While preparation and organisation made things a breeze pre-race, it wasn't the case out on the road, with tough competition against the WorldTour field.

"Other than just the riders being of higher quality, the other thing is for riders to get any respect. Not that you've earned respect, but you get disrespected a lot," Christie-Johnson said.

"You go to the bottom of the tree and at the end of the day, it's really hard to find your spot on the road. The other teams don't want you anywhere near, they want you out the back.

"I think Sam did a really good job, but the ability of our team to deliver like the World Tour teams, it's just not possible. It's a bit of a lottery, they have to look after themselves.

"It's not just us though, it was messy at the final of those stages. Every other sprinter is trying to get in there as well. I think the result that Sam got in the People's Choice Classic and Steele got today (6th) showed some of their potential."

Sam Welsford (Australian Cycling Academy), Alex Porter and Scott Bowden (both Bennelong-SwissWellness) were younger riders within the set-up, each given their own eye-opening experience of what it takes to step up to World Tour level. Scott Bowden was the most active of the three, getting up the road into breakaways on three stages to animate the race.

"Scott's a bit of a special case," said Christie-Johnson. "He hasn't done a single National Road Series race but his palmares is pretty big, he's done an Olympics Games road race and a World Tour race.

"It's hard to learn at that highest level. He's done a good job, he's certainly learnt a lot. He could have just sat back but he put his hand up to have a crack and credit to him he did very well and still had the legs to finish it off."

A track specialist come road sprinter, Sam Welsford had high expectations coming into his maiden WorldTour event, with a strong recent series of results on the track and a win in under 23 nationals criterium.

"With Sam, he's got plenty of track experience but hasn't done a lot of road riding." Christie-Johnson said. "All these young guys, they can hold their heads high. Outside of what they've done on the road, they'll walk away with a large amount of experience that they'll have for years to come."

The heat was a big talking point within the peloton, with many struggling in the 40 degrees plus South Australian temperatures present for a number of the stages.

"For the riders, it was tough out there," Christie-Johnson said. "The average we were seeing coming back from their computers was 46 degrees out there on the road. That's tough, trying conditions. 

"While some people will say that we're Aussies and should be used to it, I think we dealt with that pretty well and it showed out on the road because we still had riders out there in the break on those hottest days."

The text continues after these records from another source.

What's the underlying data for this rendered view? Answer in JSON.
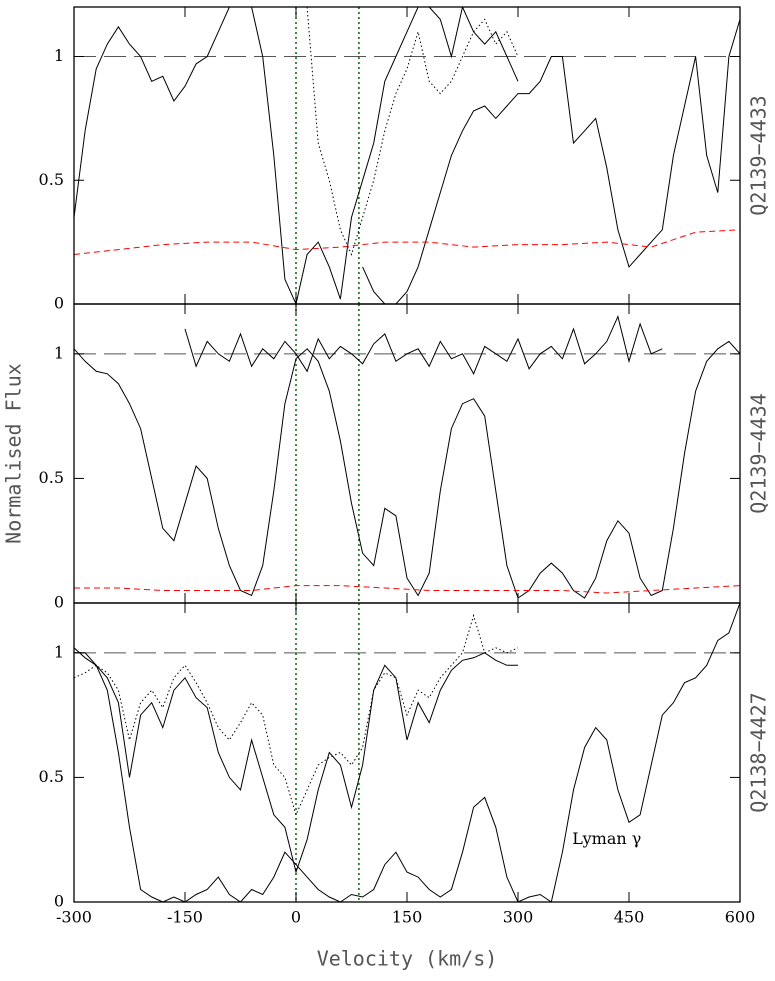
{
  "chart_data": [
    {
      "type": "line",
      "label": "Q2139−4433",
      "xlim": [
        -300,
        600
      ],
      "xticks": [
        -300,
        -150,
        0,
        150,
        300,
        450,
        600
      ],
      "ylim": [
        0,
        1.2
      ],
      "yticks": [
        0,
        0.5,
        1
      ],
      "reference_line": 1,
      "vlines": [
        0,
        85
      ],
      "vline_color": "#006400",
      "series": [
        {
          "color": "#000000",
          "style": "solid",
          "x": [
            -300,
            -285,
            -270,
            -255,
            -240,
            -225,
            -210,
            -195,
            -180,
            -165,
            -150,
            -135,
            -120,
            -105,
            -90,
            -75,
            -60,
            -45,
            -30,
            -15,
            0,
            15,
            30,
            45,
            60,
            75,
            90,
            105,
            120,
            135,
            150,
            165,
            180,
            195,
            210,
            225,
            240,
            255,
            270,
            285,
            300
          ],
          "values": [
            0.35,
            0.7,
            0.95,
            1.05,
            1.12,
            1.05,
            1.0,
            0.9,
            0.92,
            0.82,
            0.88,
            0.97,
            1.0,
            1.1,
            1.2,
            1.2,
            1.2,
            1.0,
            0.6,
            0.1,
            0.0,
            0.2,
            0.25,
            0.15,
            0.02,
            0.35,
            0.5,
            0.65,
            0.9,
            1.0,
            1.1,
            1.2,
            1.2,
            1.15,
            1.0,
            1.2,
            1.1,
            1.05,
            1.1,
            1.0,
            0.9
          ]
        },
        {
          "color": "#000000",
          "style": "solid",
          "x": [
            90,
            105,
            120,
            135,
            150,
            165,
            180,
            195,
            210,
            225,
            240,
            255,
            270,
            285,
            300,
            315,
            330,
            345,
            360,
            375,
            390,
            405,
            420,
            435,
            450,
            465,
            480,
            495,
            510,
            525,
            540,
            555,
            570,
            585,
            600
          ],
          "values": [
            0.15,
            0.05,
            0.0,
            0.0,
            0.05,
            0.15,
            0.3,
            0.45,
            0.6,
            0.7,
            0.78,
            0.8,
            0.75,
            0.8,
            0.85,
            0.85,
            0.9,
            1.0,
            1.0,
            0.65,
            0.7,
            0.75,
            0.55,
            0.3,
            0.15,
            0.2,
            0.25,
            0.3,
            0.6,
            0.8,
            1.0,
            0.6,
            0.45,
            1.0,
            1.15
          ]
        },
        {
          "color": "#000000",
          "style": "dotted",
          "x": [
            15,
            30,
            45,
            60,
            75,
            90,
            105,
            120,
            135,
            150,
            165,
            180,
            195,
            210,
            225,
            240,
            255,
            270,
            285,
            300
          ],
          "values": [
            1.2,
            0.65,
            0.5,
            0.3,
            0.2,
            0.35,
            0.5,
            0.7,
            0.85,
            0.95,
            1.1,
            0.9,
            0.85,
            0.9,
            1.0,
            1.1,
            1.15,
            1.05,
            1.1,
            1.0
          ]
        },
        {
          "color": "#ff0000",
          "style": "dashed",
          "x": [
            -300,
            -240,
            -180,
            -120,
            -60,
            0,
            60,
            120,
            180,
            240,
            300,
            360,
            420,
            480,
            540,
            600
          ],
          "values": [
            0.2,
            0.22,
            0.24,
            0.25,
            0.25,
            0.22,
            0.23,
            0.25,
            0.25,
            0.23,
            0.24,
            0.24,
            0.25,
            0.23,
            0.29,
            0.3
          ]
        }
      ]
    },
    {
      "type": "line",
      "label": "Q2139−4434",
      "ylabel": "Normalised Flux",
      "xlim": [
        -300,
        600
      ],
      "xticks": [
        -300,
        -150,
        0,
        150,
        300,
        450,
        600
      ],
      "ylim": [
        0,
        1.2
      ],
      "yticks": [
        0,
        0.5,
        1
      ],
      "reference_line": 1,
      "vlines": [
        0,
        85
      ],
      "vline_color": "#006400",
      "series": [
        {
          "color": "#000000",
          "style": "solid",
          "x": [
            -300,
            -285,
            -270,
            -255,
            -240,
            -225,
            -210,
            -195,
            -180,
            -165,
            -150,
            -135,
            -120,
            -105,
            -90,
            -75,
            -60,
            -45,
            -30,
            -15,
            0,
            15,
            30,
            45,
            60,
            75,
            90,
            105,
            120,
            135,
            150,
            165,
            180,
            195,
            210,
            225,
            240,
            255,
            270,
            285,
            300,
            315,
            330,
            345,
            360,
            375,
            390,
            405,
            420,
            435,
            450,
            465,
            480,
            495,
            510,
            525,
            540,
            555,
            570,
            585,
            600
          ],
          "values": [
            1.02,
            0.97,
            0.93,
            0.92,
            0.88,
            0.8,
            0.7,
            0.5,
            0.3,
            0.25,
            0.4,
            0.55,
            0.5,
            0.3,
            0.15,
            0.05,
            0.03,
            0.15,
            0.45,
            0.8,
            0.98,
            1.02,
            0.97,
            0.85,
            0.65,
            0.4,
            0.2,
            0.15,
            0.38,
            0.35,
            0.1,
            0.03,
            0.12,
            0.45,
            0.7,
            0.8,
            0.82,
            0.75,
            0.45,
            0.15,
            0.02,
            0.05,
            0.12,
            0.16,
            0.12,
            0.05,
            0.02,
            0.1,
            0.25,
            0.33,
            0.28,
            0.1,
            0.03,
            0.05,
            0.3,
            0.6,
            0.85,
            0.97,
            1.02,
            1.05,
            1.0
          ]
        },
        {
          "color": "#000000",
          "style": "solid",
          "x": [
            -150,
            -135,
            -120,
            -105,
            -90,
            -75,
            -60,
            -45,
            -30,
            -15,
            0,
            15,
            30,
            45,
            60,
            75,
            90,
            105,
            120,
            135,
            150,
            165,
            180,
            195,
            210,
            225,
            240,
            255,
            270,
            285,
            300,
            315,
            330,
            345,
            360,
            375,
            390,
            405,
            420,
            435,
            450,
            465,
            480,
            495
          ],
          "values": [
            1.1,
            0.95,
            1.05,
            1.0,
            0.97,
            1.08,
            0.95,
            1.02,
            0.98,
            1.05,
            1.0,
            0.93,
            1.06,
            0.98,
            1.03,
            1.0,
            0.96,
            1.04,
            1.08,
            0.97,
            1.0,
            1.02,
            0.95,
            1.05,
            0.98,
            1.0,
            0.92,
            1.03,
            1.0,
            0.97,
            1.06,
            0.94,
            1.0,
            1.03,
            0.98,
            1.1,
            0.96,
            1.0,
            1.05,
            1.15,
            0.97,
            1.12,
            1.0,
            1.02
          ]
        },
        {
          "color": "#ff0000",
          "style": "dashed",
          "x": [
            -300,
            -240,
            -180,
            -120,
            -60,
            0,
            60,
            120,
            180,
            240,
            300,
            360,
            420,
            480,
            540,
            600
          ],
          "values": [
            0.06,
            0.06,
            0.05,
            0.05,
            0.05,
            0.07,
            0.07,
            0.06,
            0.05,
            0.05,
            0.05,
            0.05,
            0.04,
            0.05,
            0.06,
            0.07
          ]
        }
      ]
    },
    {
      "type": "line",
      "label": "Q2138−4427",
      "xlabel": "Velocity (km/s)",
      "annotation": {
        "text": "Lyman γ",
        "x": 420,
        "y": 0.25
      },
      "xlim": [
        -300,
        600
      ],
      "xticks": [
        -300,
        -150,
        0,
        150,
        300,
        450,
        600
      ],
      "ylim": [
        0,
        1.2
      ],
      "yticks": [
        0,
        0.5,
        1
      ],
      "reference_line": 1,
      "vlines": [
        0,
        85
      ],
      "vline_color": "#006400",
      "series": [
        {
          "color": "#000000",
          "style": "solid",
          "x": [
            -300,
            -285,
            -270,
            -255,
            -240,
            -225,
            -210,
            -195,
            -180,
            -165,
            -150,
            -135,
            -120,
            -105,
            -90,
            -75,
            -60,
            -45,
            -30,
            -15,
            0,
            15,
            30,
            45,
            60,
            75,
            90,
            105,
            120,
            135,
            150,
            165,
            180,
            195,
            210,
            225,
            240,
            255,
            270,
            285,
            300,
            315,
            330,
            345,
            360,
            375,
            390,
            405,
            420,
            435,
            450,
            465,
            480,
            495,
            510,
            525,
            540,
            555,
            570,
            585,
            600
          ],
          "values": [
            1.0,
            1.0,
            0.95,
            0.85,
            0.6,
            0.3,
            0.05,
            0.02,
            0.0,
            0.02,
            0.0,
            0.03,
            0.05,
            0.1,
            0.03,
            0.0,
            0.05,
            0.03,
            0.1,
            0.2,
            0.15,
            0.1,
            0.05,
            0.02,
            0.0,
            0.03,
            0.02,
            0.05,
            0.15,
            0.2,
            0.12,
            0.1,
            0.05,
            0.02,
            0.05,
            0.2,
            0.38,
            0.42,
            0.3,
            0.1,
            0.0,
            0.02,
            0.03,
            0.0,
            0.2,
            0.45,
            0.62,
            0.7,
            0.65,
            0.45,
            0.32,
            0.35,
            0.55,
            0.75,
            0.8,
            0.88,
            0.9,
            0.95,
            1.05,
            1.08,
            1.2
          ]
        },
        {
          "color": "#000000",
          "style": "solid",
          "x": [
            -300,
            -285,
            -270,
            -255,
            -240,
            -225,
            -210,
            -195,
            -180,
            -165,
            -150,
            -135,
            -120,
            -105,
            -90,
            -75,
            -60,
            -45,
            -30,
            -15,
            0,
            15,
            30,
            45,
            60,
            75,
            90,
            105,
            120,
            135,
            150,
            165,
            180,
            195,
            210,
            225,
            240,
            255,
            270,
            285,
            300
          ],
          "values": [
            1.02,
            0.98,
            0.95,
            0.9,
            0.8,
            0.5,
            0.75,
            0.8,
            0.7,
            0.85,
            0.9,
            0.82,
            0.78,
            0.6,
            0.5,
            0.45,
            0.65,
            0.5,
            0.35,
            0.3,
            0.12,
            0.25,
            0.45,
            0.6,
            0.55,
            0.38,
            0.55,
            0.85,
            0.95,
            0.9,
            0.65,
            0.8,
            0.72,
            0.85,
            0.93,
            0.97,
            0.98,
            1.0,
            0.97,
            0.95,
            0.95
          ]
        },
        {
          "color": "#000000",
          "style": "dotted",
          "x": [
            -300,
            -285,
            -270,
            -255,
            -240,
            -225,
            -210,
            -195,
            -180,
            -165,
            -150,
            -135,
            -120,
            -105,
            -90,
            -75,
            -60,
            -45,
            -30,
            -15,
            0,
            15,
            30,
            45,
            60,
            75,
            90,
            105,
            120,
            135,
            150,
            165,
            180,
            195,
            210,
            225,
            240,
            255,
            270,
            285,
            300
          ],
          "values": [
            0.9,
            0.92,
            0.95,
            0.92,
            0.85,
            0.65,
            0.8,
            0.85,
            0.78,
            0.9,
            0.95,
            0.88,
            0.8,
            0.7,
            0.65,
            0.72,
            0.8,
            0.75,
            0.55,
            0.5,
            0.35,
            0.45,
            0.55,
            0.58,
            0.6,
            0.55,
            0.62,
            0.85,
            0.92,
            0.9,
            0.75,
            0.85,
            0.82,
            0.9,
            0.95,
            1.0,
            1.15,
            1.0,
            1.02,
            1.0,
            1.02
          ]
        }
      ]
    }
  ]
}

The initiative of Cycling Australia, in providing that slot in the UniSA team, was one that was applauded by Christie-Johnson. The difficulties in not having riders included within the UCI registered testing pool is one that can be overcome for next season and offer a fuller prospect of advancement for promising riders.

"It's a massive opportunity and we were the benefactors of that this year," he said. "And you can see there's been a lot of teams that have turned Continental for this year and they'll be queuing up to challenge for that spot. I think the concept is great and finally, there's a good reward for performing well in the NRS.

"While there were a few issues in the selection that was disappointing, we get on and next year there'll be another team that can start the Tour Down Under and Cadel's. I think that's awesome for our domestic racing. What we've learnt here, from riders to staff is a really good appreciation of what that higher standard is."

The next race for the Uni-SA team will be at the Cadel Evan's Great Ocean Road Race, where there will be a few small changes to the line-up from the Tour Down Under.

"The team for Cadel's will basically be the same team here except Nathan Earle and Zak Dempster will be riding for their Pro Continental teams at Cadels. Michael Rice (Axeon Hagens Berman) will be a replacement and I don't think the final place is decided yet."